Please look into your sources. There must be some mistake. I have mailed your article to the CEO of Anthem. I’m sure he will be shocked.

Jack Glatter
Cumberland Center


Flower show was great, but parking near it wasn’t


The Portland Flower Show was running smoothly with helpful volunteers and beautiful displays hosted by knowledgeable vendors from throughout New England.

Parking on Friday afternoon, however, was terrible. The city of Portland should step up to the plate and foster parking solutions for this annual spring event. Please make this event more hospitable.

Johannah Hart


Don’t fund tax relief from state workers’ pay


We are legitimately concerned by a host of fees for public services and licenses, new or hidden taxes and missed opportunities for tax relief in Maine. We should engage in intelligent tax and fee relief.

What has emerged, however, is yet more economic inequality by subsidy to those already greatly advantaged by a complex tax code.

Class warfare is most apparent in further concentrating wealth at the highest income brackets through tax rates, at the expense of working, middle class families and civil servants as this administration proposes.

Their proposal extracts half a billion dollars of pension income from state employees and retirees while using none of these revenues to alleviate projected state pension liabilities.

Having paid their share throughout their state employment history and forfeiting Social Security, these taxpaying workers should not then also pay for unrelated state General Fund shortfalls. The administration’s 2 percent cap on future public cost-of-living raises assures that their disproportionate burden can never be relieved in better times.

Roughly $200 million of avoided pension payments are diverted to tax relief, with less than one third of these revenues going to those most affected by financial hard times.

Certainly none of those receiving the proposed state income tax relief at the highest income levels will be forfeiting any share of their pensions to accomplish this revenue redistribution. Their proposal chooses wealth redistribution to those already well above median income rather than genuine tax relief for those who need it.

The propensity for the middle class, particularly those below moderate income, to spend on local services, stimulating the local economy through tax relief, is far greater than those at the highest income levels.

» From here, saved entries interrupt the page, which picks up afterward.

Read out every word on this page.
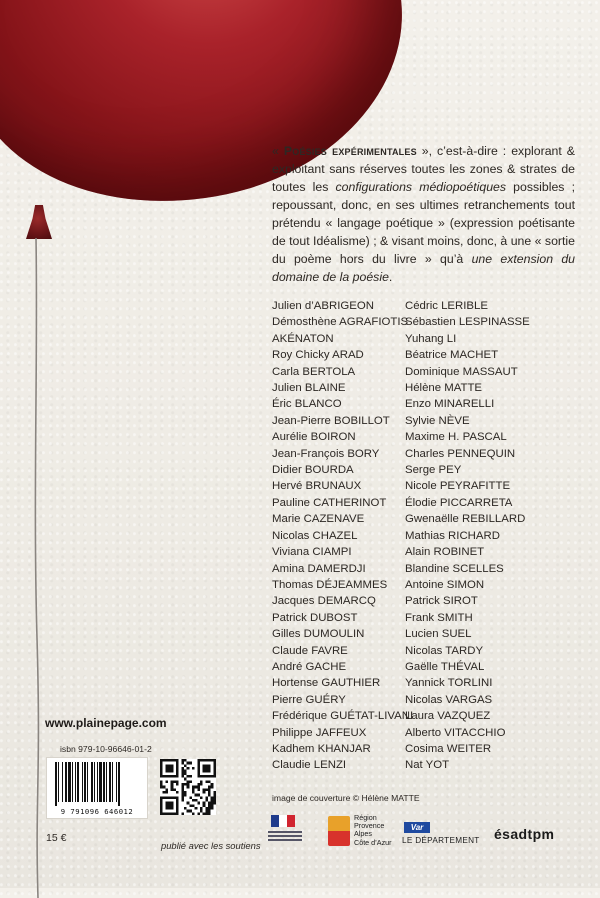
« Poésies expérimentales », c’est-à-dire : explorant & exploitant sans réserves toutes les zones & strates de toutes les configurations médiopoétiques possibles ; repoussant, donc, en ses ultimes retranchements tout prétendu « langage poétique » (expression poétisante de tout Idéalisme) ; & visant moins, donc, à une « sortie du poème hors du livre » qu’à une extension du domaine de la poésie.
Julien d’ABRIGEON
Démosthène AGRAFIOTIS
AKÉNATON
Roy Chicky ARAD
Carla BERTOLA
Julien BLAINE
Éric BLANCO
Jean-Pierre BOBILLOT
Aurélie BOIRON
Jean-François BORY
Didier BOURDA
Hervé BRUNAUX
Pauline CATHERINOT
Marie CAZENAVE
Nicolas CHAZEL
Viviana CIAMPI
Amina DAMERDJI
Thomas DÉJEAMMES
Jacques DEMARCQ
Patrick DUBOST
Gilles DUMOULIN
Claude FAVRE
André GACHE
Hortense GAUTHIER
Pierre GUÉRY
Frédérique GUÉTAT-LIVANI
Philippe JAFFEUX
Kadhem KHANJAR
Claudie LENZI
Cédric LERIBLE
Sébastien LESPINASSE
Yuhang LI
Béatrice MACHET
Dominique MASSAUT
Hélène MATTE
Enzo MINARELLI
Sylvie NÈVE
Maxime H. PASCAL
Charles PENNEQUIN
Serge PEY
Nicole PEYRAFITTE
Élodie PICCARRETA
Gwenaëlle REBILLARD
Mathias RICHARD
Alain ROBINET
Blandine SCELLES
Antoine SIMON
Patrick SIROT
Frank SMITH
Lucien SUEL
Nicolas TARDY
Gaëlle THÉVAL
Yannick TORLINI
Nicolas VARGAS
Laura VAZQUEZ
Alberto VITACCHIO
Cosima WEITER
Nat YOT
www.plainepage.com
isbn 979-10-96646-01-2
9 791096 646012
15 €
publié avec les soutiens
image de couverture © Hélène MATTE
Région
Provence
Alpes
Côte d’Azur
Var
LE DÉPARTEMENT ésadtpm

Maine needs authentic economic recovery by allocating tax relief to those below the state median income, recirculating those funds locally and re-energizing the state economy.

Accomplishing this without burdening state employees nor exploiting our natural heritage will earn the respect of Maine taxpayers at all levels.

Carl Solberg

Clean Election fund deserves taxpayer checkoff


When I gear up to cast my ballot, nothing is more important to me than knowing where the candidates stand on issues I care about. Candidates should be out meeting with, listening to and talking with voters rather than dialing for dollars.

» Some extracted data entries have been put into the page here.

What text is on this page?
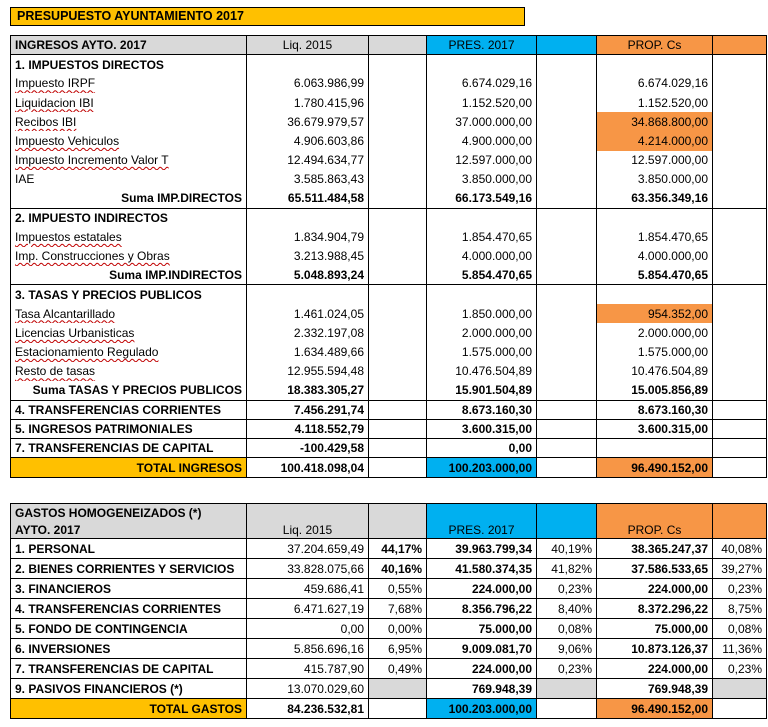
PRESUPUESTO AYUNTAMIENTO 2017
INGRESOS AYTO. 2017	Liq. 2015		PRES. 2017		PROP. Cs	
1. IMPUESTOS DIRECTOS						
Impuesto IRPF	6.063.986,99		6.674.029,16		6.674.029,16	
Liquidacion IBI	1.780.415,96		1.152.520,00		1.152.520,00	
Recibos IBI	36.679.979,57		37.000.000,00		34.868.800,00	
Impuesto Vehiculos	4.906.603,86		4.900.000,00		4.214.000,00	
Impuesto Incremento Valor T	12.494.634,77		12.597.000,00		12.597.000,00	
IAE	3.585.863,43		3.850.000,00		3.850.000,00	
Suma IMP.DIRECTOS	65.511.484,58		66.173.549,16		63.356.349,16	
2. IMPUESTO INDIRECTOS						
Impuestos estatales	1.834.904,79		1.854.470,65		1.854.470,65	
Imp. Construcciones y Obras	3.213.988,45		4.000.000,00		4.000.000,00	
Suma IMP.INDIRECTOS	5.048.893,24		5.854.470,65		5.854.470,65	
3. TASAS Y PRECIOS PUBLICOS						
Tasa Alcantarillado	1.461.024,05		1.850.000,00		954.352,00	
Licencias Urbanisticas	2.332.197,08		2.000.000,00		2.000.000,00	
Estacionamiento Regulado	1.634.489,66		1.575.000,00		1.575.000,00	
Resto de tasas	12.955.594,48		10.476.504,89		10.476.504,89	
Suma TASAS Y PRECIOS PUBLICOS	18.383.305,27		15.901.504,89		15.005.856,89	
4. TRANSFERENCIAS CORRIENTES	7.456.291,74		8.673.160,30		8.673.160,30	
5. INGRESOS PATRIMONIALES	4.118.552,79		3.600.315,00		3.600.315,00	
7. TRANSFERENCIAS DE CAPITAL	-100.429,58		0,00			
TOTAL INGRESOS	100.418.098,04		100.203.000,00		96.490.152,00	
GASTOS HOMOGENEIZADOS (*)						
AYTO. 2017	Liq. 2015		PRES. 2017		PROP. Cs	
1. PERSONAL	37.204.659,49	44,17%	39.963.799,34	40,19%	38.365.247,37	40,08%
2. BIENES CORRIENTES Y SERVICIOS	33.828.075,66	40,16%	41.580.374,35	41,82%	37.586.533,65	39,27%
3. FINANCIEROS	459.686,41	0,55%	224.000,00	0,23%	224.000,00	0,23%
4. TRANSFERENCIAS CORRIENTES	6.471.627,19	7,68%	8.356.796,22	8,40%	8.372.296,22	8,75%
5. FONDO DE CONTINGENCIA	0,00	0,00%	75.000,00	0,08%	75.000,00	0,08%
6. INVERSIONES	5.856.696,16	6,95%	9.009.081,70	9,06%	10.873.126,37	11,36%
7. TRANSFERENCIAS DE CAPITAL	415.787,90	0,49%	224.000,00	0,23%	224.000,00	0,23%
9. PASIVOS FINANCIEROS (*)	13.070.029,60		769.948,39		769.948,39	
TOTAL GASTOS	84.236.532,81		100.203.000,00		96.490.152,00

Maine’s Clean Elections system allows just that; it allows candidates to get to know their constituents and hear about the problems that are affecting their families and businesses.

It allows people without a lot of money a fairer playing field, and keeps Maine’s government “of, by and for the people.”

I don’t know about you, but I want candidates that are beholden to me — not big money lobbyists and out-of-state interests. If you agree, check “yes”on line 1 of your Maine tax return (which doesn’t raise your taxes).